Dans le cadre d’une étude diagnostique que j’ai menée dans une région du Mali, l’un des objectifs était de comprendre les obstacles spécifiques liés à l’accès, au maintien et aux résultats scolaires des filles.
Contrairement aux idées reçues qui pointent souvent le mariage précoce et d’autres normes socioculturelles comme principales barrières, mes recherches ont révélé une réalité différente : la pauvreté reste le principal frein, dépassant largement les pratiques socioculturelles.
1. Les principaux obstacles identifiés
Les résultats montrent que les défis à la scolarisation des filles se regroupent autour de 4 axes majeurs :
i- Pauvreté : Manque de moyens financiers pour les frais scolaires ( même si minime) et les fournitures. Pression économique conduisant à l’exode rural ou à l’implication des filles dans des tâches domestiques et agricoles. L’incapacité des familles à financer des solutions de logement ou de transport pour leurs filles dans les villages disposant de collèges et lycées empêche leur accès à l’éducation secondaire. Difficulté pour les familles à obtenir des actes de naissance, une condition essentielle à l’inscription scolaire.
ii- Insuffisance des infrastructures éducatives : L’absence d’écoles de second cycle (fondamental 2) dans de nombreux villages oblige les filles à quitter leur communauté pour poursuivre leurs études, un défi souvent insurmontable pour les familles. Par crainte pour la sécurité de leurs filles ou faute de contacts fiables dans les villages disposant d’écoles, les parents préfèrent renoncer à leur scolarisation.
iii- Pratiques socioculturelles : Bien que significatives, les barrières comme les mariages précoces et les normes religieuses ont moins d’impact que les contraintes économiques. Craintes des parents liées aux influences extérieures (réseaux sociaux, fréquentations).
iv- Désintérêt et méconnaissance : L’analphabétisme des parents réduit leur compréhension des avantages de l’éducation pour les filles. Le manque d’accompagnement parental fragilise les parcours éducatifs des filles.
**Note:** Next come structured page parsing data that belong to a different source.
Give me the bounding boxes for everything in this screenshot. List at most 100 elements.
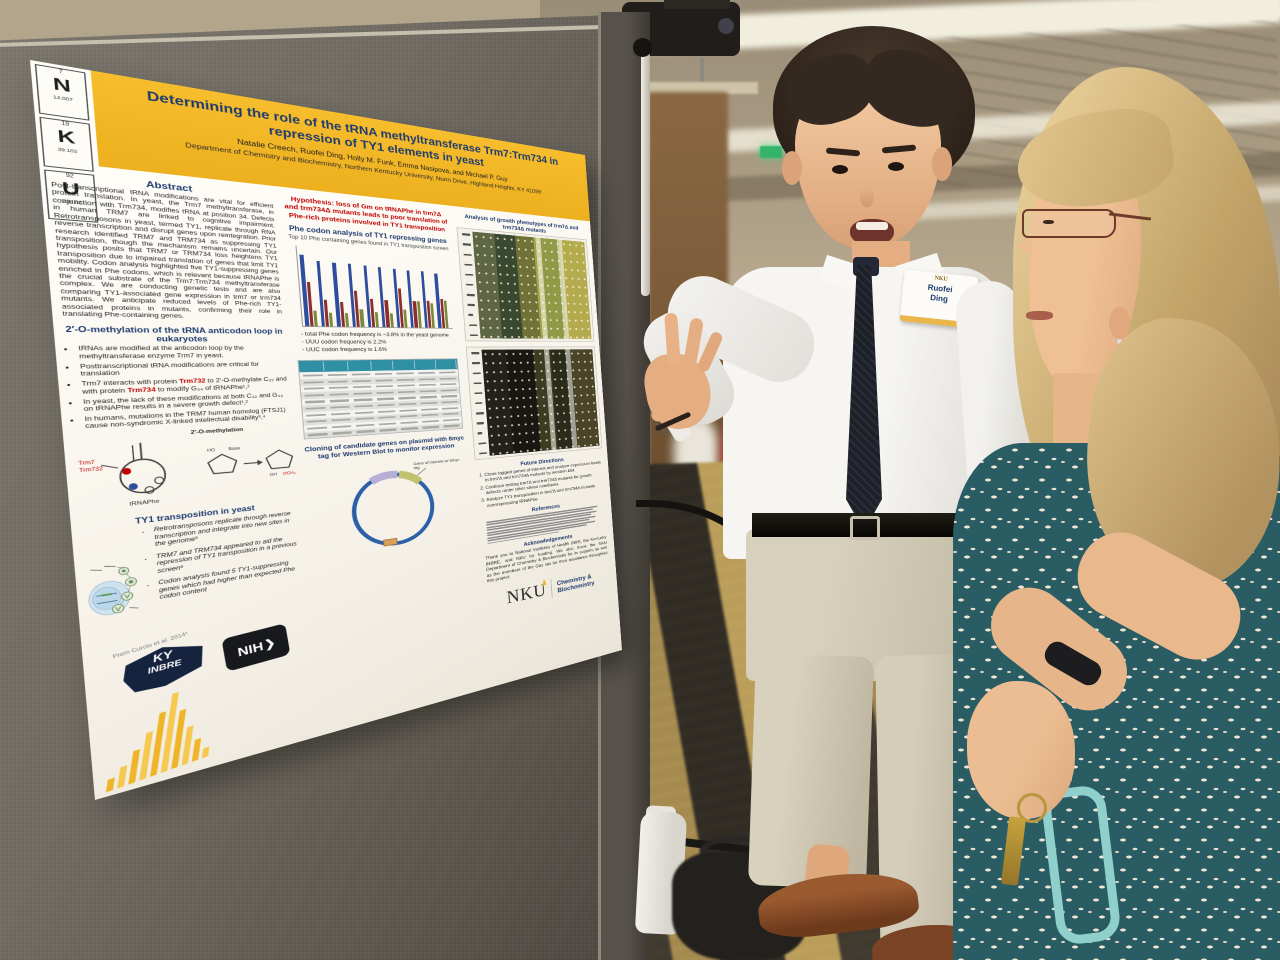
table-cell: [379, 428, 397, 432]
projector-mount: [664, 0, 730, 9]
table-cell: [418, 372, 435, 375]
text-line: [463, 253, 472, 256]
nih-logo: NIH ❯: [221, 623, 291, 673]
element-tile-n: 7 N 14.007: [34, 63, 90, 121]
text-line: [464, 273, 474, 277]
bar-green: [313, 310, 318, 327]
table-cell: [378, 422, 397, 426]
plasmid-figure: Gene of interest w/ 8myc tag: [303, 453, 474, 569]
table-cell: [422, 425, 440, 429]
och3-label: OCH₃: [283, 471, 297, 476]
bar-group: [406, 270, 422, 328]
bar-green: [344, 312, 350, 327]
bar-group: [363, 265, 380, 328]
element-tile-k: 19 K 39.102: [39, 116, 94, 172]
plasmid-map-diagram: [336, 455, 447, 559]
table-cell: [352, 379, 371, 383]
plate-reflection: [557, 239, 570, 339]
arrowhead: [257, 459, 264, 466]
table-cell: [442, 412, 459, 416]
gold-stripe: [105, 777, 115, 793]
rna-segment2: [104, 565, 116, 568]
bar-group: [316, 260, 334, 327]
trna-stem: [140, 443, 141, 460]
trna-cloverleaf-diagram: Trm7 Trm732 tRNAPhe HO Base: [78, 423, 298, 507]
nucleus: [92, 586, 122, 612]
table-cell: [353, 392, 372, 395]
gene-insert-segment: [371, 474, 398, 482]
ty1-lifecycle-diagram: [82, 528, 146, 653]
research-poster: Determining the role of the tRNA methylt…: [30, 60, 622, 800]
text-line: [461, 233, 471, 236]
anticodon-loop: [119, 458, 167, 495]
text-line: [467, 314, 474, 317]
text-line: [477, 432, 483, 435]
table-cell: [331, 412, 350, 416]
table-cell: [440, 389, 457, 392]
plasmid-backbone: [351, 471, 434, 549]
table-cell: [440, 395, 458, 398]
table-cell: [439, 371, 456, 374]
bar-group: [392, 268, 408, 328]
table-cell: [355, 423, 375, 427]
text-line: [470, 352, 480, 355]
partition-pole-knob: [633, 38, 652, 57]
table-cell: [332, 425, 352, 429]
poster-left-column: Abstract Post-transcriptional tRNA modif…: [50, 166, 317, 792]
table-cell: [354, 404, 373, 408]
table-cell: [376, 391, 394, 394]
table-cell: [440, 383, 457, 386]
table-cell: [400, 421, 418, 424]
table-header-cell: [348, 361, 372, 371]
bar-group: [434, 273, 449, 328]
myc-tag-segment: [399, 472, 420, 483]
table-cell: [305, 407, 326, 410]
phe-bar-chart: [295, 245, 453, 329]
bar-group: [347, 263, 365, 327]
table-cell: [377, 403, 395, 407]
yeast-spot-assay-light: [472, 231, 592, 340]
bar-blue: [406, 270, 415, 328]
plate-reflection: [565, 349, 578, 449]
projector-lens: [718, 18, 734, 34]
phe-chart-notes: - total Phe codon frequency is ~3.8% in …: [301, 330, 458, 354]
table-cell: [308, 433, 328, 437]
listener-mouth: [1026, 311, 1053, 320]
table-cell: [304, 394, 325, 397]
table-cell: [398, 396, 416, 400]
table-cell: [328, 380, 348, 383]
bar-green: [374, 312, 380, 328]
table-cell: [398, 390, 416, 394]
bullet: Posttranscriptional tRNA modifications a…: [80, 361, 287, 378]
table-cell: [307, 426, 328, 430]
table-cell: [420, 401, 438, 405]
ty1-bullets: Retrotransposons replicate through rever…: [143, 511, 307, 642]
reaction-arrow: [244, 462, 258, 463]
key-ring: [1017, 793, 1047, 823]
listener-eye: [1043, 220, 1054, 224]
bar-green: [359, 309, 365, 327]
table-cell: [442, 418, 459, 422]
text-line: [465, 283, 474, 287]
bar-group: [332, 262, 350, 327]
department-name: Chemistry & Biochemistry: [557, 573, 595, 595]
bar-group: [299, 254, 318, 327]
gold-stripe: [117, 765, 128, 789]
trna-label: tRNAPhe: [129, 497, 160, 507]
text-line: [475, 412, 484, 415]
table-cell: [329, 393, 349, 396]
table-cell: [400, 415, 418, 418]
table-header-cell: [371, 360, 394, 371]
dna-segment: [129, 606, 138, 609]
table-cell: [306, 413, 327, 417]
nku-wordmark: NKU: [506, 581, 547, 607]
ribose-ring-2: [266, 449, 294, 469]
text-line: [477, 441, 487, 445]
table-cell: [352, 386, 372, 389]
table-header-cell: [415, 360, 437, 370]
sprinkler-pipe: [700, 58, 704, 82]
note-line: - UUC codon frequency is 1.6%: [302, 347, 388, 354]
belt-buckle: [850, 516, 880, 540]
text-line: [463, 263, 473, 266]
arrow-line: [101, 464, 118, 469]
Désintérêt des jeunes filles : Les filles elles-mêmes perdent parfois l’envie d’étudier, découragées par l’absence de soutien, le manque de perspective ou la pression de devoir choisir entre leurs études et leurs responsabilités familiales.
2. Les motivations qui encouragent la scolarisation
Malgré les défis, l’étude a aussi mis en lumière des leviers qui motivent les familles :
- La perception d’un meilleur avenir économique pour les filles et leurs familles grâce à l’éducation.
- La proximité des infrastructures éducatives comme les internats ou les écoles secondaires.
- Les incitations financières telles que des bourses ou la prise en charge des frais scolaires.
3. Recommandations pour un changement durable
Les enseignements de cette étude montrent qu’il est essentiel de concentrer les efforts sur trois axes principaux : la lutte contre la pauvreté, en soutenant économiquement les familles, en finançant les fournitures scolaires et en développant des activités génératrices de revenus ; la sensibilisation communautaire, avec des campagnes mettant en avant les bénéfices économiques et sociaux de l’éducation des filles ; et le développement des infrastructures scolaires, notamment la construction d’écoles secondaires à proximité des villages pour réduire les distances et favoriser l’accès.
Ces actions ne visent pas seulement à éliminer les obstacles immédiats, mais à créer un environnement propice à l’épanouissement éducatif des filles.
Dans le projet dont cette étude constituait l’une des activités, plusieurs mesures concrètes ont été mises en œuvre pour répondre aux défis identifiés :
a) Agir sur la pauvreté : Le projet a financé des activités génératrices de revenus (AGR) pour les mères, leur permettant de soutenir l’éducation de leurs filles.
b) Répondre au désintérêt des filles et au manque de suivi : Des clubs d’adolescents ont été créés et animés, offrant des espaces de discussions et d’activités pour encourager les filles à s’impliquer davantage dans leur parcours scolaire.
c) Sensibiliser les parents : L’équipe a utilisé l’art social et impliqué des figures locales de réussite pour promouvoir l’éducation des filles. Ces actions ont permis de réduire le désintérêt parental et d’encourager un soutien actif à la scolarisation tout en sensibilisant sur l’égalité du genre.
En somme, la lutte contre la pauvreté est une condition essentielle pour garantir leur accès à l’éducation, leur maintien dans le système scolaire et leur succès.
Par Salimata Togora, Consultante et autrice et fondatrice de CEFED.